Key Points:
- Workspace Group completed 296 new lettings in Q2, with an annual rental value of £7.4 million, despite a decrease from the first half.
- Like-for-like rent per square foot rose by 1.6% in Q2, while occupancy fell slightly to 87.5%.
- The company has made significant strides in disposing of non-core assets, completing £29.9 million in sales in the first half and expecting an additional £26.9 million in the second half.
Workspace Group PLC (LSE:WKP), London's premier owner and operator of sustainable and flexible workspaces, has released its business update for the second quarter ending September 30, 2024. The report highlights continued customer demand and strategic progress despite some fluctuations in occupancy rates.

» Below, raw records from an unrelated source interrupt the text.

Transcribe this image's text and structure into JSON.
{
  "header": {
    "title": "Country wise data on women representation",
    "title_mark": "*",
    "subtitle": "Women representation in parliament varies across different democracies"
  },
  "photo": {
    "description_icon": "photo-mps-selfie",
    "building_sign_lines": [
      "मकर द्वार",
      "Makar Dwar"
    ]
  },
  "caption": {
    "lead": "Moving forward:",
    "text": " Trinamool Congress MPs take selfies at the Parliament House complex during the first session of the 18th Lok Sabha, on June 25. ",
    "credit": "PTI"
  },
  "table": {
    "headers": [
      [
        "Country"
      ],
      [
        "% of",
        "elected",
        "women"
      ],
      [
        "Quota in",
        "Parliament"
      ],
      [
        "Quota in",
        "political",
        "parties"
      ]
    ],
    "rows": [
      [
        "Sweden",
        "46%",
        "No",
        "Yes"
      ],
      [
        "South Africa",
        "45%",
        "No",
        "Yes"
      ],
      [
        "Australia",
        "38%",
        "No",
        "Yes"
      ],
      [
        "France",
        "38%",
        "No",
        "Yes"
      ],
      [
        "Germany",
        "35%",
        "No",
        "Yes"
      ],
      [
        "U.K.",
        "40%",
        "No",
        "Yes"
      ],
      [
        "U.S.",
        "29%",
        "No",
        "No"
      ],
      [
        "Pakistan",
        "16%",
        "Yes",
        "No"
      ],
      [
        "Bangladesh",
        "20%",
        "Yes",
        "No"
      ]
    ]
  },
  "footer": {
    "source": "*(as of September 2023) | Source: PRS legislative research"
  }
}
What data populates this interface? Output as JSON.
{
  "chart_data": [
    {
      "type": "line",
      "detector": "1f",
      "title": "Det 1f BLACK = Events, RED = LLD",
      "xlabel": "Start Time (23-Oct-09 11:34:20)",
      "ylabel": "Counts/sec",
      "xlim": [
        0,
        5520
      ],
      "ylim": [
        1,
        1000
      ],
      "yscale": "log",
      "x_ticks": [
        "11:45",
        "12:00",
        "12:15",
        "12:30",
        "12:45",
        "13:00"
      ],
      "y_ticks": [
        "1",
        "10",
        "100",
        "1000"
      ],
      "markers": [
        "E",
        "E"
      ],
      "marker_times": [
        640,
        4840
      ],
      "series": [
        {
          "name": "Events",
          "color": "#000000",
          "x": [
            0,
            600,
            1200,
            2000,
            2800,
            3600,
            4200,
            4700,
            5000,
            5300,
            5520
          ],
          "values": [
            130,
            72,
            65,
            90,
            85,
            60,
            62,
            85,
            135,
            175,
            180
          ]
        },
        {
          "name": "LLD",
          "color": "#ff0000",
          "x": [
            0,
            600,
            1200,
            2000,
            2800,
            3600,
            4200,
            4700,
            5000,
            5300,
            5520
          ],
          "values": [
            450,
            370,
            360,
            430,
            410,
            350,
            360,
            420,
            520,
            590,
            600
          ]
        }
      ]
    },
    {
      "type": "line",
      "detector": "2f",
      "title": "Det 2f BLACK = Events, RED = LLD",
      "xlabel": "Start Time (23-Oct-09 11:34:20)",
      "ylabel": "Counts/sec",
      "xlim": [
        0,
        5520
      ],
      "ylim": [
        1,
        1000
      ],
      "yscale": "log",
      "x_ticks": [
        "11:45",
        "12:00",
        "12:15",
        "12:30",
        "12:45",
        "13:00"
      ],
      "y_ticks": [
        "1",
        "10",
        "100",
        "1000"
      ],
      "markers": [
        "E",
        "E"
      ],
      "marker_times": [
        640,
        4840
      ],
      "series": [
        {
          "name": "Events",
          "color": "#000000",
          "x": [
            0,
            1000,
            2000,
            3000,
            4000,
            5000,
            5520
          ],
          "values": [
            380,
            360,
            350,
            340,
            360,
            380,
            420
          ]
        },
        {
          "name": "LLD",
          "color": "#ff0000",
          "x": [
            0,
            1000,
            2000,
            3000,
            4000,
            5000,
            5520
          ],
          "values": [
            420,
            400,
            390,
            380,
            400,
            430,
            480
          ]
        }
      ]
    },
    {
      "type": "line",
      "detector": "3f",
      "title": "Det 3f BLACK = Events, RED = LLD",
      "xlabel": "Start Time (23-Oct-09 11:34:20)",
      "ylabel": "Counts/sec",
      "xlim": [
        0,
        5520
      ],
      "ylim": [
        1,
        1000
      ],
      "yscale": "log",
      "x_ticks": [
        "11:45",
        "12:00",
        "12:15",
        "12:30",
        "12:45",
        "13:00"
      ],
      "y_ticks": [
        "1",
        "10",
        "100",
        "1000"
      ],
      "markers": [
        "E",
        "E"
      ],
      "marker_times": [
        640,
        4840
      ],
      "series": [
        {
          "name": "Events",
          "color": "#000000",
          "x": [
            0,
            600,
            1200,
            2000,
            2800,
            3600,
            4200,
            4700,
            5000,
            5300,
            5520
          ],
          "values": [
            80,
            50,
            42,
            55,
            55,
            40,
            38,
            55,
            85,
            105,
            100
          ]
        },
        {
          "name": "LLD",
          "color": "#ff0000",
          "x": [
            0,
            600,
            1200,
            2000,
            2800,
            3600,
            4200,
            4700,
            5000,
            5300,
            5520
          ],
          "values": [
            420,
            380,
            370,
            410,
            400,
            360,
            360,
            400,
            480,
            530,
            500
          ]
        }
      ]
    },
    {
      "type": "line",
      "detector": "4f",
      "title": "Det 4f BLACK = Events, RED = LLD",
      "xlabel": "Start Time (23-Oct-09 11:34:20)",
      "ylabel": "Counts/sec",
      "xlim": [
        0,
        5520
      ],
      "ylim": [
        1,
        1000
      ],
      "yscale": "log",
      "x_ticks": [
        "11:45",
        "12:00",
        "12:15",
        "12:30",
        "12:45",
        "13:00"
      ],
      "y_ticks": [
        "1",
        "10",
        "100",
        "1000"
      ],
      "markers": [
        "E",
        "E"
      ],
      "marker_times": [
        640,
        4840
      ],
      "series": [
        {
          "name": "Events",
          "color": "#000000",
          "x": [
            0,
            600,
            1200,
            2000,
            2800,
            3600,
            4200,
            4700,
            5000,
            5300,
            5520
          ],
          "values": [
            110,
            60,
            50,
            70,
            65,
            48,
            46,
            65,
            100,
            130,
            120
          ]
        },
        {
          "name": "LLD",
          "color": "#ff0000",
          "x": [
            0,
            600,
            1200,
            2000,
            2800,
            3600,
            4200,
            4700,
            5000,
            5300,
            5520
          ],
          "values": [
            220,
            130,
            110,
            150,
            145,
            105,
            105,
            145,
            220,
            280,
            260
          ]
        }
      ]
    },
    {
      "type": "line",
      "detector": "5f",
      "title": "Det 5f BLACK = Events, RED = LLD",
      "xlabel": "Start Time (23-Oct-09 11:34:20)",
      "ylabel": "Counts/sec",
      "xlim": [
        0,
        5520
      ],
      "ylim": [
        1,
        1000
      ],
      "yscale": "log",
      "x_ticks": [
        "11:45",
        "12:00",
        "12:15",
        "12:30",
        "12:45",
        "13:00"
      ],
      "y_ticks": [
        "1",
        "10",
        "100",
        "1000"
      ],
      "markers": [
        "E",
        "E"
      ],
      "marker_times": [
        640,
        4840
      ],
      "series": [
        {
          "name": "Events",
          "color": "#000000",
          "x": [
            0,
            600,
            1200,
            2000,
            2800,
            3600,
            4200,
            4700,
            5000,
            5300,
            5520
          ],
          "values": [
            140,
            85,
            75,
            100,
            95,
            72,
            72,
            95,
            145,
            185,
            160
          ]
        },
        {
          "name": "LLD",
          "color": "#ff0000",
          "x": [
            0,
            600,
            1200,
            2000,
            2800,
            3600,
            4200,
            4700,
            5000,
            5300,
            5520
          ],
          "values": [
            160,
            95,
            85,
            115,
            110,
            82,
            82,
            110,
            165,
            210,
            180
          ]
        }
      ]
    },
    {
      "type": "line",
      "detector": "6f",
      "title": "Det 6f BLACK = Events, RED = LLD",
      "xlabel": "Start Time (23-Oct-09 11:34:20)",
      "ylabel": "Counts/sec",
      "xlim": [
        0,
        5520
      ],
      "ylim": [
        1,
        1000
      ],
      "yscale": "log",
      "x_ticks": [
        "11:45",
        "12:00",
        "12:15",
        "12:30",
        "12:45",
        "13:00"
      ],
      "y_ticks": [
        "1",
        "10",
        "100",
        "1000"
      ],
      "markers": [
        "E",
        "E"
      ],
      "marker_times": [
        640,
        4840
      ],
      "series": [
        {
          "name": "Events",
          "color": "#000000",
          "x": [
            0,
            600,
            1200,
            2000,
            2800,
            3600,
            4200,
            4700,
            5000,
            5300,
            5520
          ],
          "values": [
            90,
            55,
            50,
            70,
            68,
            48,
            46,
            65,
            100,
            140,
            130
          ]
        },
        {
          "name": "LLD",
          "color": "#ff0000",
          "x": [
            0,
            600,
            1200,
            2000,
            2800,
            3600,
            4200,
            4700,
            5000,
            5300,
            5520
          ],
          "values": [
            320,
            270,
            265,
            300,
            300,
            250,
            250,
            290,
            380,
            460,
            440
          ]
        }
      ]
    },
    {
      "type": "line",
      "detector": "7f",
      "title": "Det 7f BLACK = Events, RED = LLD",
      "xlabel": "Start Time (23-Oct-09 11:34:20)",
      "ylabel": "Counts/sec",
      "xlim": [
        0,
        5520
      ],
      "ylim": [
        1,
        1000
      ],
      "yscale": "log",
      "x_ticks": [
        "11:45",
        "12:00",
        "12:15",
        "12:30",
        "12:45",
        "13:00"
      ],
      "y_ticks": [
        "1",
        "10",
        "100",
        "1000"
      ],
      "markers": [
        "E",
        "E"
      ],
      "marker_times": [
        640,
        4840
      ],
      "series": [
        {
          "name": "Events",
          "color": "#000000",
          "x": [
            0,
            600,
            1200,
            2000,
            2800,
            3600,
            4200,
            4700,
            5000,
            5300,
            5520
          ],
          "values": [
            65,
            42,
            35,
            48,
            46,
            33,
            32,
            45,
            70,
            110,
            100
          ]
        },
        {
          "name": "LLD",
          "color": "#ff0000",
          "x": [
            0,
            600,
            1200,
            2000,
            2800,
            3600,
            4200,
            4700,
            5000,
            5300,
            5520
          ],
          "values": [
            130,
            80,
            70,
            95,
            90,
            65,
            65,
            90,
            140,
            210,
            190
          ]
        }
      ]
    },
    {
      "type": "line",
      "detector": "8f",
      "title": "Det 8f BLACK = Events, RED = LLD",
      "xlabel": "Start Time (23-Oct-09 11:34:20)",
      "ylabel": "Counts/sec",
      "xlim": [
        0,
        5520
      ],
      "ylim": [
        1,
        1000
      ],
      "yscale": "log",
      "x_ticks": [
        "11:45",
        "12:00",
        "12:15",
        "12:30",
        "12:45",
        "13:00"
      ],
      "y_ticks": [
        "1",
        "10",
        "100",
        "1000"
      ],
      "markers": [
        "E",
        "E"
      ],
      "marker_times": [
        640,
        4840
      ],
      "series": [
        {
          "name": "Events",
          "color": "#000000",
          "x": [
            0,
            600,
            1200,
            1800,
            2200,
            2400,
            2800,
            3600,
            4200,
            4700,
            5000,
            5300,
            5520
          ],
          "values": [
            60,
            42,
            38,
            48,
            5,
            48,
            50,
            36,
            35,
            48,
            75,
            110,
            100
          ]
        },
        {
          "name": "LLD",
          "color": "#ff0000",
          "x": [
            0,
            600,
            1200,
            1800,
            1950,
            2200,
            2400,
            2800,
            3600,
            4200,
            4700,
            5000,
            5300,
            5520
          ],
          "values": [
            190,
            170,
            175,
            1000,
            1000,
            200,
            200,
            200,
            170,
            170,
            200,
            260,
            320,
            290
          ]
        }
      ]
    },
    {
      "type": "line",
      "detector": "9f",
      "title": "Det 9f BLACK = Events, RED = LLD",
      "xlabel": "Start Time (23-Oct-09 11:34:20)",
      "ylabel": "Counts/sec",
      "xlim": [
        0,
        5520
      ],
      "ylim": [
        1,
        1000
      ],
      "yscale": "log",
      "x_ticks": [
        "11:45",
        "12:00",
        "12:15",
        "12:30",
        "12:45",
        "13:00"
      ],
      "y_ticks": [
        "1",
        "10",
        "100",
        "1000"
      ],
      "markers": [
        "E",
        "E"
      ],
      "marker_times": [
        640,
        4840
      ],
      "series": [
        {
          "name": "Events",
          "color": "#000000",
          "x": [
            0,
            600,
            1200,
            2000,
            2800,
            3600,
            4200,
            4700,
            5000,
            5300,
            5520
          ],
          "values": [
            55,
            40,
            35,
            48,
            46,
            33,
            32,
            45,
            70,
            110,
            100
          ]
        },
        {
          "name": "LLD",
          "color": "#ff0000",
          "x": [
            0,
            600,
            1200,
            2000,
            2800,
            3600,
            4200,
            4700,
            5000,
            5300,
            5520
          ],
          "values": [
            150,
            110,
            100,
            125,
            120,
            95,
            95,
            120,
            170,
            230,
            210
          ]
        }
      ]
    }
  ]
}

Customer Demand and Lettings
The company completed 296 new lettings during the quarter, generating a total annual rental value of £7.4 million. This performance demonstrates a steady level of demand, although it represents a decrease compared to the first half of the fiscal year, where 603 new lettings were completed, resulting in a rental value of £15.8 million.
Workspace Group has successfully maintained its pricing momentum, with like-for-like rent per square foot increasing by 1.6% in the second quarter. Over the first half of the year, this figure rose by 2.8%, reaching £47.00. This indicates a healthy demand for the company’s flexible workspace solutions.
Occupancy Trends
Despite the positive indicators in demand and pricing, like-for-like occupancy experienced a slight decline of 0.7% in the second quarter, settling at 87.5%. The occupancy rate remained stable during the first quarter. Additionally, the like-for-like rent roll decreased by 1.4% over the half year, totaling £109 million. This drop is attributed to an unusually high number of larger customers vacating during the period.
Asset Disposals and Financial Health
The company has made significant progress in its strategy to dispose of non-core assets, having completed disposals worth £29.9 million in the first half. Furthermore, an additional £26.9 million in disposals has been exchanged and is expected to finalize in the second half of the fiscal year. This approach not only streamlines Workspace Group’s portfolio but also enhances financial flexibility.
Workspace Group maintains a robust financial position, reporting £144 million in cash and undrawn facilities, with a pro forma loan-to-value (LTV) ratio of 35% based on the valuation from March 31, 2024. However, net debt has increased by £28 million in the quarter, reaching £856 million as of September 30, 2024. This increase is largely due to the payment of the full-year dividend, which reflects the company’s commitment to returning value to shareholders.